#### Electric Potential from a Point Charge

The potential a distance r from a point charge Q is given by:

V = kQ/r

As with electric field, potential can be represented by a picture. We draw equipotential surfaces that connect points of the same potential, although in two dimensions these surfaces just look like lines.

For a 2-D representation of the equipotentials from a point charge, the equipotentials are circles centered on the charge. The difference in potential between neighboring equipotentials is constant, so the equipotentials get further apart as you go further from the charge. In 3-D the equipotentials are actually spherical shells.

#### Electric Potential in a Uniform Field

Potential energy in a uniform field is U = qEd, so potential is:

V = U/q = Ed

d here is some distance moved parallel to the field, and is measured from some convenient reference point.

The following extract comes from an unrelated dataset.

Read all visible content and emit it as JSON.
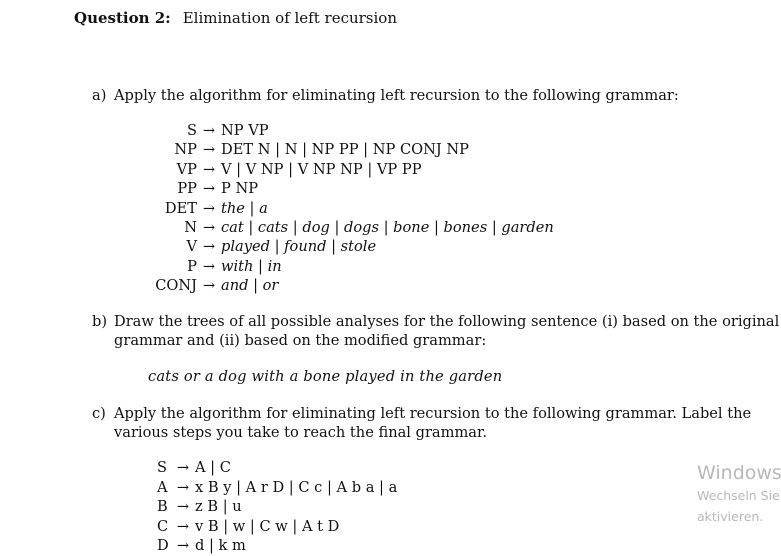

More important is the potential difference, which increases as you move in the opposite direction of the field:

ΔV = E Δd

Even more generally, ΔV = -**E ** •
** Δr **

#### Equipotentials

- Equipotential surfaces are always perpendicular to field lines.

- No work is required to move a charge along an equipotential.

- Equipotentials connect points of the same potential. They are similar to contour lines on a topographical map, which connect points of the same elevation, and to isotherms (lines of constant temperature) on a weather map.